Collaborate and interact with the Toolkit

The Einstein Toolkit consists of diverse software components contributed by many different people and used by many more. The consortium welcomes all contributions to the toolkit including bug reports, feature requests, patches, to documentation and software. This page also describes our general philosophy for software contributions and the mechanism for providing software.

Citation

The development of production level scientific software, such as the components of the Einstein Toolkit, represents the academic output of researchers. These scientific contributions should be acknowledged and respected on par with those solely based in theory or experiment.
Citation Guidelines

Email

Please email any questions to the users mail list: [email protected]. This is the primary place where community discussions take place, besides the weekly online meetings.

Tracker

Issues (bugs, wish-list items, tasks) are recorded in a database. There they can be discussed, flagged, and assigned to developers. Don't hesitate to report problem you might have found: reporting problems is the first step in helping to solve them.
Tracker

Wiki

Parts of the documentation about the Einstein Toolkit is hosted on a Wiki, as well as pages about sub-projects within the toolkit. Every user is welcome to improve and extend it.
Wiki


A driving principle of the Einstein Toolkit is that it should be directly and reliably useful for research and education. This requirement involves much more than simply making software available for download, and we have the following requirements for software:
  • Components should be of sufficient quality to be used for peer-reviewed and published science. This includes a basic standard of software engineering, documentation of the software including algorithms and methods, tutorials and examples, and self-tests to demonstrate that the software works correctly.
  • To focus development and support, optimize resources, and provide best practises, the Einstein Toolkit components should be of current interest to the community.
  • All components must be distributed under an open source licence so that others can use these components without restrictions (except as mandated by scientific integrity), can modify and improve them as necessary, and can pass on these modifications to their collaborators as they see fit.

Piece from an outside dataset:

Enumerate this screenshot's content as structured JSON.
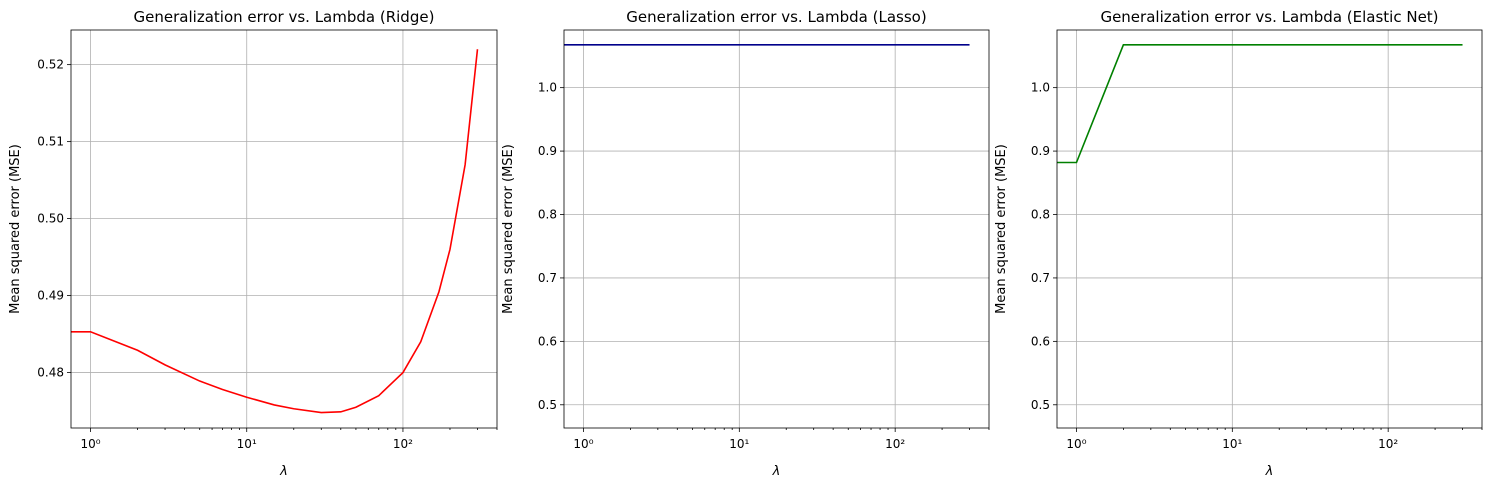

Note that the Einstein Toolkit is not aiming to provide a single implementation. The inclusion of alternative components providing the same or similar functionality is welcomed. Further, software does not have to use or be associated with either Cactus or 3D time evolutions. On the contrary, we would love to have tools for pre- and post-processing simulation data, 1D or 2D simulation codes, or visualisation helpers.

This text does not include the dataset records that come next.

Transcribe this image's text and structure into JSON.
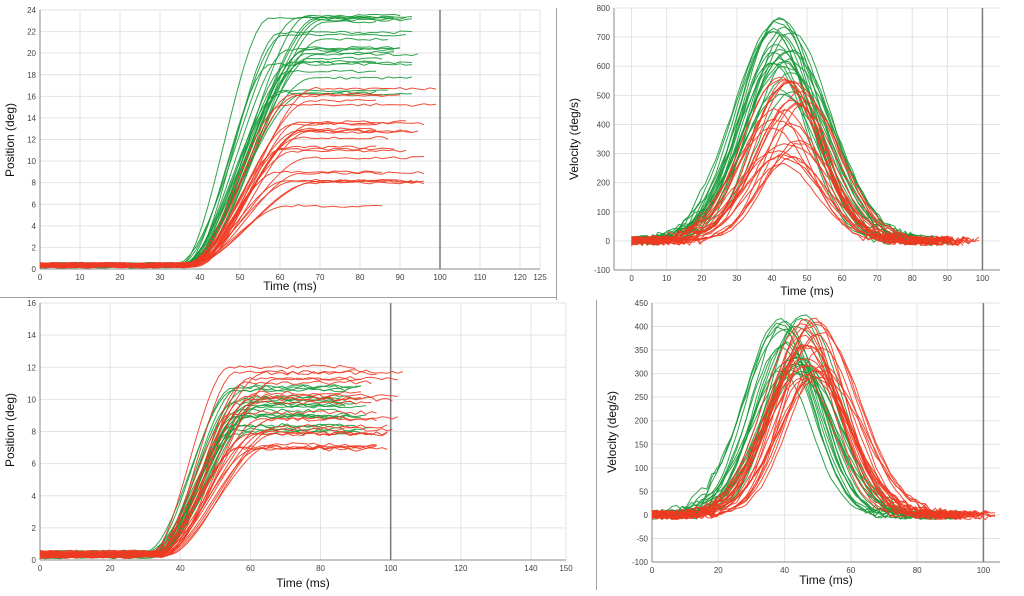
{
  "figure": {
    "colors": {
      "fast": "#1a9a3a",
      "slow": "#ef3a22",
      "grid": "#e3e3e3",
      "axis": "#888888",
      "marker": "#7a7a7a"
    }
  },
  "chart_data": [
    {
      "type": "line",
      "panel": "top-left",
      "xlabel": "Time (ms)",
      "ylabel": "Position (deg)",
      "xlim": [
        0,
        125
      ],
      "ylim": [
        0,
        24
      ],
      "xticks": [
        0,
        10,
        20,
        30,
        40,
        50,
        60,
        70,
        80,
        90,
        100,
        110,
        120,
        125
      ],
      "yticks": [
        0,
        2,
        4,
        6,
        8,
        10,
        12,
        14,
        16,
        18,
        20,
        22,
        24
      ],
      "vline_x": 100,
      "series_groups": [
        {
          "name": "green traces",
          "color": "fast",
          "count": 24,
          "shape": "sigmoid",
          "onset_ms": [
            34,
            38
          ],
          "end_ms": [
            84,
            95
          ],
          "final": [
            16,
            24
          ]
        },
        {
          "name": "red traces",
          "color": "slow",
          "count": 24,
          "shape": "sigmoid",
          "onset_ms": [
            36,
            40
          ],
          "end_ms": [
            84,
            100
          ],
          "final": [
            5.8,
            16.8
          ]
        }
      ]
    },
    {
      "type": "line",
      "panel": "top-right",
      "xlabel": "Time (ms)",
      "ylabel": "Velocity (deg/s)",
      "xlim": [
        -5,
        105
      ],
      "ylim": [
        -100,
        800
      ],
      "xticks": [
        0,
        10,
        20,
        30,
        40,
        50,
        60,
        70,
        80,
        90,
        100
      ],
      "yticks": [
        -100,
        0,
        100,
        200,
        300,
        400,
        500,
        600,
        700,
        800
      ],
      "vline_x": 100,
      "series_groups": [
        {
          "name": "green traces",
          "color": "fast",
          "count": 24,
          "shape": "bell",
          "peak_ms": [
            40,
            46
          ],
          "peak": [
            500,
            770
          ],
          "end_ms": [
            85,
            95
          ]
        },
        {
          "name": "red traces",
          "color": "slow",
          "count": 24,
          "shape": "bell",
          "peak_ms": [
            40,
            50
          ],
          "peak": [
            260,
            560
          ],
          "end_ms": [
            85,
            100
          ]
        }
      ]
    },
    {
      "type": "line",
      "panel": "bottom-left",
      "xlabel": "Time (ms)",
      "ylabel": "Position (deg)",
      "xlim": [
        0,
        150
      ],
      "ylim": [
        0,
        16
      ],
      "xticks": [
        0,
        20,
        40,
        60,
        80,
        100,
        120,
        140,
        150
      ],
      "yticks": [
        0,
        2,
        4,
        6,
        8,
        10,
        12,
        14,
        16
      ],
      "vline_x": 100,
      "series_groups": [
        {
          "name": "green traces",
          "color": "fast",
          "count": 22,
          "shape": "sigmoid",
          "onset_ms": [
            30,
            34
          ],
          "end_ms": [
            85,
            95
          ],
          "final": [
            7.5,
            11
          ]
        },
        {
          "name": "red traces",
          "color": "slow",
          "count": 24,
          "shape": "sigmoid",
          "onset_ms": [
            31,
            36
          ],
          "end_ms": [
            90,
            105
          ],
          "final": [
            6.8,
            12.2
          ]
        }
      ]
    },
    {
      "type": "line",
      "panel": "bottom-right",
      "xlabel": "Time (ms)",
      "ylabel": "Velocity (deg/s)",
      "xlim": [
        0,
        105
      ],
      "ylim": [
        -100,
        450
      ],
      "xticks": [
        0,
        20,
        40,
        60,
        80,
        100
      ],
      "yticks": [
        -100,
        -50,
        0,
        50,
        100,
        150,
        200,
        250,
        300,
        350,
        400,
        450
      ],
      "vline_x": 100,
      "series_groups": [
        {
          "name": "green traces",
          "color": "fast",
          "count": 22,
          "shape": "bell",
          "peak_ms": [
            38,
            46
          ],
          "peak": [
            280,
            430
          ],
          "end_ms": [
            85,
            95
          ]
        },
        {
          "name": "red traces",
          "color": "slow",
          "count": 24,
          "shape": "bell",
          "peak_ms": [
            44,
            52
          ],
          "peak": [
            280,
            420
          ],
          "end_ms": [
            90,
            105
          ]
        }
      ]
    }
  ]
}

How to Contribute New Software Components

New software components need to satisfy the general requirements listed above. In addition, a few measures are necessary to allow for effective integration, use, and support:

  • Components can be hosted in repositories at einsteintoolkit.org, or can be hosted elsewhere. If hosted at einsteintoolkit.org the authors specify who will have write permissions to the repository. If hosted elsewhere, components must be reliably and conveniently publicly accessible. If a server becomes permanently unavailable, they must be moved (e.g. to einsteintoolkit.org) to remain accessible.
  • Several times a year, a new version of the Einstein Toolkit will be released. These releases consist of snapshots of all components and releases need to be coordinated for example to ensure that examples and test cases are up to date, to create tags or branches, and to avoid disruptive changes during the release process.
  • Einstein Toolkit components are developed in an open manner. This means that changes to a component should not surprise the community, and that patches or corrections requested by the Einstein Toolkit maintainers should be considered in a timely manner.

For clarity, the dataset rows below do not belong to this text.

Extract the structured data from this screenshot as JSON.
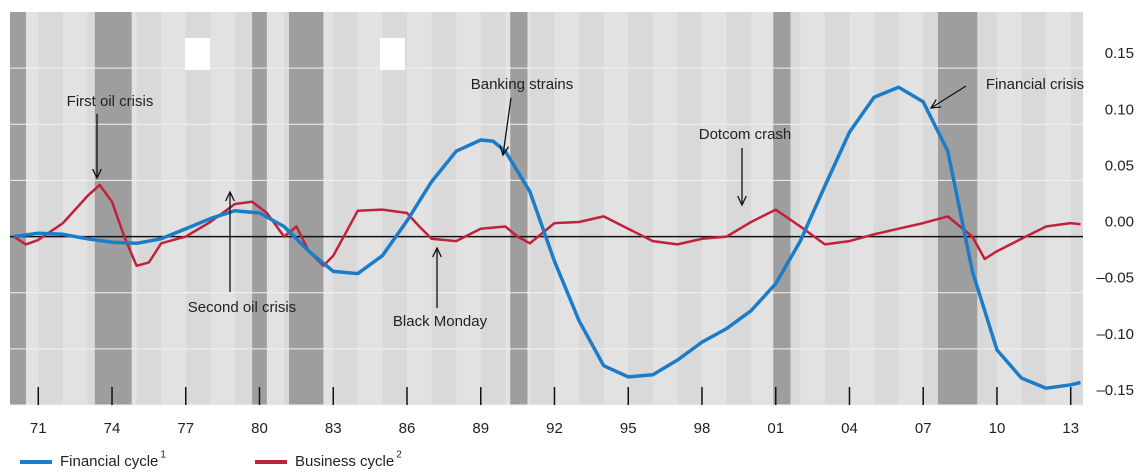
{
  "chart_data": {
    "type": "line",
    "xlim": [
      1969.85,
      2013.5
    ],
    "ylim": [
      -0.15,
      0.2
    ],
    "yticks": [
      {
        "value": 0.15,
        "label": "0.15"
      },
      {
        "value": 0.1,
        "label": "0.10"
      },
      {
        "value": 0.05,
        "label": "0.05"
      },
      {
        "value": 0,
        "label": "0.00"
      },
      {
        "value": -0.05,
        "label": "–0.05"
      },
      {
        "value": -0.1,
        "label": "–0.10"
      },
      {
        "value": -0.15,
        "label": "–0.15"
      }
    ],
    "xticks": [
      {
        "value": 1971,
        "label": "71"
      },
      {
        "value": 1974,
        "label": "74"
      },
      {
        "value": 1977,
        "label": "77"
      },
      {
        "value": 1980,
        "label": "80"
      },
      {
        "value": 1983,
        "label": "83"
      },
      {
        "value": 1986,
        "label": "86"
      },
      {
        "value": 1989,
        "label": "89"
      },
      {
        "value": 1992,
        "label": "92"
      },
      {
        "value": 1995,
        "label": "95"
      },
      {
        "value": 1998,
        "label": "98"
      },
      {
        "value": 2001,
        "label": "01"
      },
      {
        "value": 2004,
        "label": "04"
      },
      {
        "value": 2007,
        "label": "07"
      },
      {
        "value": 2010,
        "label": "10"
      },
      {
        "value": 2013,
        "label": "13"
      }
    ],
    "grid": true,
    "shaded_periods": [
      [
        1969.85,
        1970.5
      ],
      [
        1973.3,
        1974.8
      ],
      [
        1979.7,
        1980.3
      ],
      [
        1981.2,
        1982.6
      ],
      [
        1990.2,
        1990.9
      ],
      [
        2000.9,
        2001.6
      ],
      [
        2007.6,
        2009.2
      ]
    ],
    "annotations": [
      "First oil crisis",
      "Banking strains",
      "Dotcom crash",
      "Financial crisis",
      "Second oil crisis",
      "Black Monday"
    ],
    "series": [
      {
        "name": "Financial cycle",
        "note": "1",
        "color": "#1c7cc8",
        "x": [
          1970,
          1971,
          1972,
          1973,
          1974,
          1975,
          1976,
          1977,
          1978,
          1979,
          1980,
          1981,
          1982,
          1983,
          1984,
          1985,
          1986,
          1987,
          1988,
          1989,
          1989.5,
          1990,
          1991,
          1992,
          1993,
          1994,
          1995,
          1996,
          1997,
          1998,
          1999,
          2000,
          2001,
          2002,
          2003,
          2004,
          2005,
          2006,
          2007,
          2008,
          2009,
          2010,
          2011,
          2012,
          2013,
          2013.4
        ],
        "values": [
          0,
          0.003,
          0.002,
          -0.002,
          -0.005,
          -0.006,
          -0.002,
          0.007,
          0.016,
          0.023,
          0.021,
          0.009,
          -0.013,
          -0.031,
          -0.033,
          -0.017,
          0.014,
          0.049,
          0.076,
          0.086,
          0.085,
          0.076,
          0.04,
          -0.022,
          -0.075,
          -0.115,
          -0.125,
          -0.123,
          -0.11,
          -0.094,
          -0.082,
          -0.066,
          -0.042,
          -0.004,
          0.045,
          0.093,
          0.124,
          0.133,
          0.12,
          0.076,
          -0.031,
          -0.101,
          -0.126,
          -0.135,
          -0.132,
          -0.13
        ]
      },
      {
        "name": "Business cycle",
        "note": "2",
        "color": "#c0223b",
        "x": [
          1970,
          1970.5,
          1971,
          1972,
          1973,
          1973.5,
          1974,
          1974.5,
          1975,
          1975.5,
          1976,
          1977,
          1978,
          1979,
          1979.7,
          1980.3,
          1981,
          1981.5,
          1982,
          1982.6,
          1983,
          1984,
          1985,
          1986,
          1986.5,
          1987,
          1988,
          1989,
          1990,
          1990.5,
          1991,
          1992,
          1993,
          1994,
          1995,
          1996,
          1997,
          1998,
          1999,
          2000,
          2001,
          2002,
          2003,
          2004,
          2005,
          2006,
          2007,
          2008,
          2009,
          2009.5,
          2010,
          2011,
          2012,
          2013,
          2013.4
        ],
        "values": [
          0,
          -0.007,
          -0.003,
          0.012,
          0.036,
          0.046,
          0.031,
          0,
          -0.026,
          -0.023,
          -0.006,
          0,
          0.013,
          0.029,
          0.031,
          0.021,
          0,
          0.009,
          -0.013,
          -0.026,
          -0.017,
          0.023,
          0.024,
          0.021,
          0.009,
          -0.002,
          -0.004,
          0.007,
          0.009,
          0,
          -0.006,
          0.012,
          0.013,
          0.018,
          0.007,
          -0.004,
          -0.007,
          -0.002,
          0,
          0.013,
          0.024,
          0.009,
          -0.007,
          -0.004,
          0.002,
          0.007,
          0.012,
          0.018,
          0,
          -0.02,
          -0.013,
          -0.002,
          0.009,
          0.012,
          0.011
        ]
      }
    ]
  }
}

The current working procedure for contributions is:

  1. Author(s) contacts the Einstein Toolkit consortium (e.g. through the users or maintainers mail lists) about software that they intend to contribute
  2. Discussions take place between the maintainers and author(s) to discuss issues above.
  3. If software will be hosted by the Einstein Toolkit it is put into an "incoming" repository.
  4. The maintainers review the software, and present their recommendation to the whole Consortium to decide if the software becomes a component of the development version of the toolkit.
  5. At the next release, the component is released as part of the toolkit. Credits for the Einstein Toolkit are updated to reflect any additional contributors.